Melanie Cervantes is a veteran of the California art-scene. Based in San Francisco, Cervantes’ art is eye-catching and thought-provoking. The main goal of her work is to elicit radical social change through communal activity and pressure. Through the use of political messaging and bright colours, Cervantes combines elements of postmodern abstract expressionism from the likes of Barbara Kruger and uses the influence of cultural themes such as the experiences and struggles of Indigenous Americans, as well as those of Latin influence. In 2007 the artist co-founded Dignidad Rebelde, alongside Jesus Barazza. The duo created a project that would use graphic art to highlight injustice and create a community that would promote equality and support social causes around the world. This is an example of using art to achieve The United Nations Sustainable Development Goal of Reduced Inequalities.

Cervantes’ early life was spent in Harbor city, which exposed her to diverse groups of people that would shape her perspective on their lives and everyday struggles. The artist graduated from UC Berkeley whilst majoring in ethnic studies. With her love of art and her own community, she made it a mission to uplift voices that were muffled by the systemic racial disparity and second-class status they suffered under. She is also a Senior Program Officer for the Akonadi Foundation, a foundation that creates pathways and raises funds to end the criminalization and racial profiling of youths of colour. Cervantes’ art is teeming with personality and sincerity, the hope conveyed through bright colours and strong figures depicts an unshakable unity. One that has and continues to face colonial rule and systemic oppression from European land grabs and governmental dispossession. The artist’s stylistic choice highlights the mental fortitude to remain joyful even during their struggle.

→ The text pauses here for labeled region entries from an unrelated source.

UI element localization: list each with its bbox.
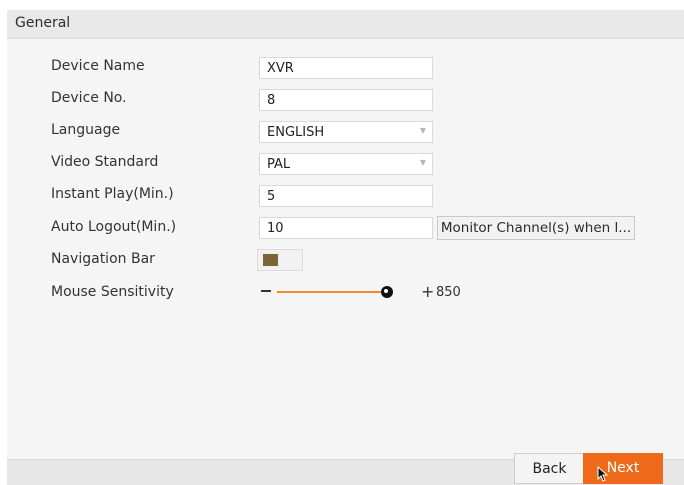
sensitivity-slider-track[interactable] [277, 291, 383, 293]
language-value: ENGLISH [267, 125, 325, 140]
instant-play-label: Instant Play(Min.) [51, 186, 174, 202]
sensitivity-value: 850 [436, 285, 461, 300]
auto-logout-input[interactable]: 10 [259, 217, 433, 239]
device-name-input[interactable]: XVR [259, 57, 433, 79]
panel-header: General [7, 10, 684, 39]
navigation-bar-label: Navigation Bar [51, 251, 155, 267]
sensitivity-slider-thumb[interactable] [381, 286, 393, 298]
mouse-pointer-icon [597, 466, 609, 482]
monitor-channels-button[interactable]: Monitor Channel(s) when l... [437, 216, 635, 240]
language-label: Language [51, 122, 121, 138]
device-name-label: Device Name [51, 58, 145, 74]
back-button[interactable]: Back [514, 453, 585, 484]
video-standard-value: PAL [267, 157, 291, 172]
instant-play-input[interactable]: 5 [259, 185, 433, 207]
language-select[interactable]: ENGLISH ▼ [259, 121, 433, 143]
general-settings-panel: General Device Name XVR Device No. 8 Lan… [7, 10, 684, 485]
increase-icon[interactable]: + [421, 284, 434, 300]
video-standard-select[interactable]: PAL ▼ [259, 153, 433, 175]
auto-logout-label: Auto Logout(Min.) [51, 219, 177, 235]
video-standard-label: Video Standard [51, 154, 159, 170]
page-title: General [15, 15, 71, 31]
navigation-bar-toggle[interactable] [257, 249, 303, 271]
decrease-icon[interactable] [261, 290, 271, 292]
next-button[interactable]: Next [583, 453, 663, 484]
device-no-label: Device No. [51, 90, 127, 106]
mouse-sensitivity-label: Mouse Sensitivity [51, 284, 174, 300]
dropdown-arrow-icon: ▼ [419, 158, 426, 167]
toggle-knob [263, 254, 278, 266]
device-no-input[interactable]: 8 [259, 89, 433, 111]
dropdown-arrow-icon: ▼ [419, 126, 426, 135]
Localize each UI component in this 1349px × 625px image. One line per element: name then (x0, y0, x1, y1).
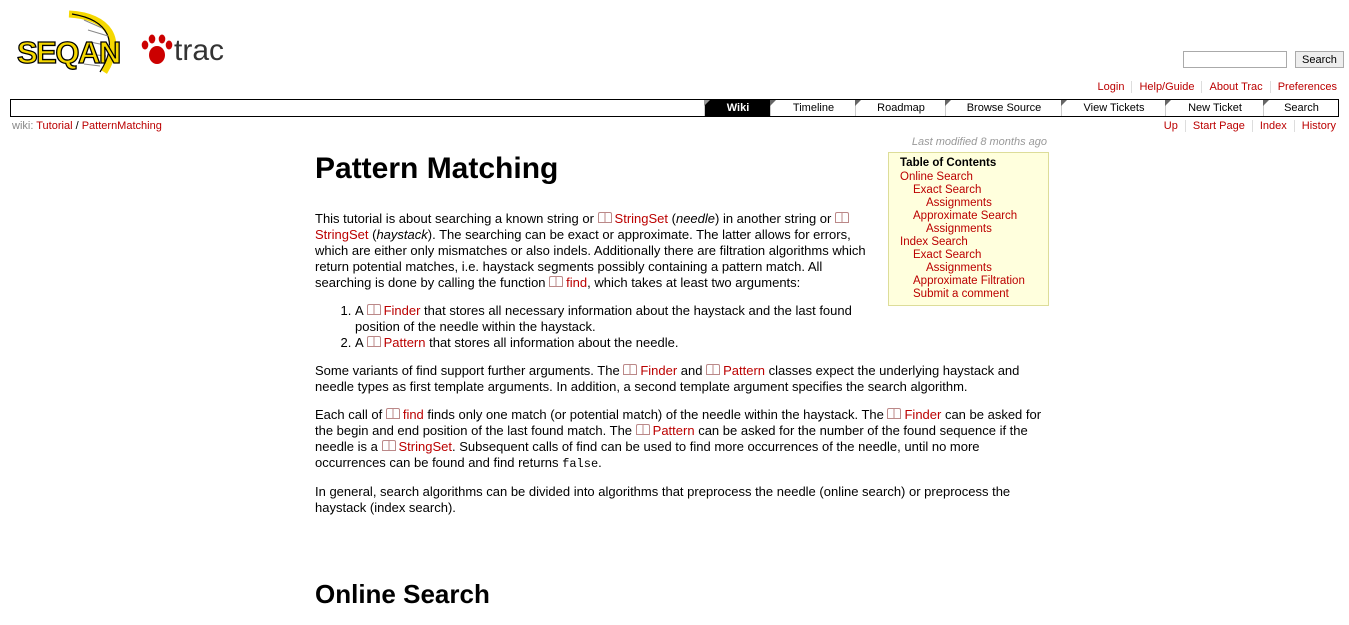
about-trac-link[interactable]: About Trac (1209, 81, 1262, 93)
pattern-link[interactable]: Pattern (367, 335, 426, 350)
index-link[interactable]: Index (1260, 120, 1287, 132)
pattern-link[interactable]: Pattern (706, 363, 765, 378)
logo-graphic: SEQAN trac (16, 10, 224, 74)
logo-text-seqan: SEQAN (17, 35, 120, 70)
finder-link[interactable]: Finder (887, 407, 941, 422)
up-link[interactable]: Up (1164, 120, 1178, 132)
summary-paragraph: In general, search algorithms can be div… (315, 484, 1011, 515)
help-guide-link[interactable]: Help/Guide (1139, 81, 1194, 93)
last-modified-text: Last modified 8 months ago (911, 136, 1047, 148)
list-item: A Finder that stores all necessary infor… (355, 303, 875, 335)
context-navigation: Up Start Page Index History (1157, 120, 1336, 132)
start-page-link[interactable]: Start Page (1193, 120, 1245, 132)
meta-navigation: Login Help/Guide About Trac Preferences (1091, 81, 1337, 93)
search-input[interactable] (1183, 51, 1287, 68)
intro-paragraph: This tutorial is about searching a known… (315, 211, 866, 290)
find-call-paragraph: Each call of find finds only one match (… (315, 407, 1042, 471)
tab-timeline[interactable]: Timeline (770, 100, 856, 116)
seqan-trac-logo[interactable]: SEQAN trac (14, 10, 226, 82)
section-heading-online-search: Online Search (315, 579, 490, 609)
breadcrumb-patternmatching-link[interactable]: PatternMatching (82, 120, 162, 132)
pattern-link[interactable]: Pattern (636, 423, 695, 438)
stringset-link[interactable]: StringSet (382, 439, 452, 454)
code-false: false (562, 457, 599, 471)
tab-wiki[interactable]: Wiki (704, 100, 771, 116)
tab-search[interactable]: Search (1263, 100, 1339, 116)
page-title: Pattern Matching (315, 152, 559, 185)
login-link[interactable]: Login (1098, 81, 1125, 93)
paw-icon (141, 34, 173, 64)
stringset-link[interactable]: StringSet (598, 211, 668, 226)
arguments-list: A Finder that stores all necessary infor… (315, 303, 875, 351)
find-link[interactable]: find (386, 407, 424, 422)
breadcrumb-tutorial-link[interactable]: Tutorial (36, 120, 72, 132)
history-link[interactable]: History (1302, 120, 1336, 132)
finder-link[interactable]: Finder (623, 363, 677, 378)
main-navigation: Wiki Timeline Roadmap Browse Source View… (10, 99, 1339, 117)
tab-browse-source[interactable]: Browse Source (945, 100, 1062, 116)
preferences-link[interactable]: Preferences (1278, 81, 1337, 93)
tab-view-tickets[interactable]: View Tickets (1061, 100, 1166, 116)
breadcrumb-prefix: wiki: (12, 120, 34, 132)
find-link[interactable]: find (549, 275, 587, 290)
search-form: Search (1183, 51, 1344, 68)
tab-new-ticket[interactable]: New Ticket (1165, 100, 1264, 116)
wiki-content: Pattern Matching This tutorial is about … (315, 150, 1050, 607)
tab-roadmap[interactable]: Roadmap (855, 100, 946, 116)
list-item: A Pattern that stores all information ab… (355, 335, 875, 351)
breadcrumb: wiki: Tutorial / PatternMatching (12, 120, 162, 132)
finder-link[interactable]: Finder (367, 303, 421, 318)
search-button[interactable]: Search (1295, 51, 1344, 68)
breadcrumb-separator: / (75, 120, 79, 132)
variants-paragraph: Some variants of find support further ar… (315, 363, 1020, 394)
logo-text-trac: trac (174, 34, 224, 67)
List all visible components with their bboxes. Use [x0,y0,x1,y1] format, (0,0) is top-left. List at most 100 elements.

Atenco Aguanta by Melanie Cervantes. Image courtesy of

The artist's works can also be found on many book covers such as Lilia Soto’s Girlhood in The Borderlands and Shaun Slifer and Bec Young’s Firebrands. The works also educate many of those not exposed to foreign affairs and receive their information from mainstream Western sources, which are often biased. Her piece Atenco Aguanta is a work depicting the resistance of the villagers of the San Salvador Municipality of Atenco in 2002. The events mention two different instances in which the organization known as “Frente del Pueblo en Defensa de La Tierra” defended their land from being claimed by the then president of Mexico, Vincente Fox. His plan was to build an airport and later a Walmart in the city of Texcoco. The print is part of a larger project celebrating people’s history and sharing stories that many would have never known occurred.

Cervantes makes a plethora of references to varying struggles and is most recently working on creating prints for the ongoing suffering of the Palestinian people. However, she has been creating prints regarding Palestinian liberation long before the ongoing assault beginning on Oct. 7th, with some of her works being traced back to 2008 as part of the Palestine Poster Project. The series depicts women at the centre of the resistance and uses Spanish, English and Arabic text to make the work accessible to a larger, more diverse audience. The artist also does this to show that one group's struggle is a responsibility all groups share and that they do not exist in their own bubbles.

Free Palestine/Viva Palestina Libre by Melanie Cervantes. Image courtesy of Dignidad Rebelde

The Indigenous people of the Americas make up a large portion of the artist’s work. Cervantes uses many Indigenous American symbols and peoples in other works to highlight the connection between different resistance movements. This show of esprit de corps is a message to her audience that one person's struggle is a struggle for all. Not focusing on just war or North and Latin American colonial repercussions, the artist also makes sure to bring attention to the land, the natural world, the respect it deserves and the Indigenous efforts that are taken to ensure its preservation.

Viven by Melanie Cervantes. Image courtesy of Dignidad Rebelde

Cervantes goes to great lengths to encode messaging that will unite people to resist injustices in all forms. Her upbringing in the ethnically diverse Harbour city, facing a system that favours the white racial majority forged a dignity and spirit of rebellion in her message. Her work represents a group of diverse peoples, hand-in-hand, marching towards their future and liberating themselves and each other. The unity that she depicts with her works are the lessons she learned throughout her growth in Harbour city. She channels this into creating art that will help create an impenetrable wall of support for all atrocities and injustices, even those that do not seem to affect one another directly.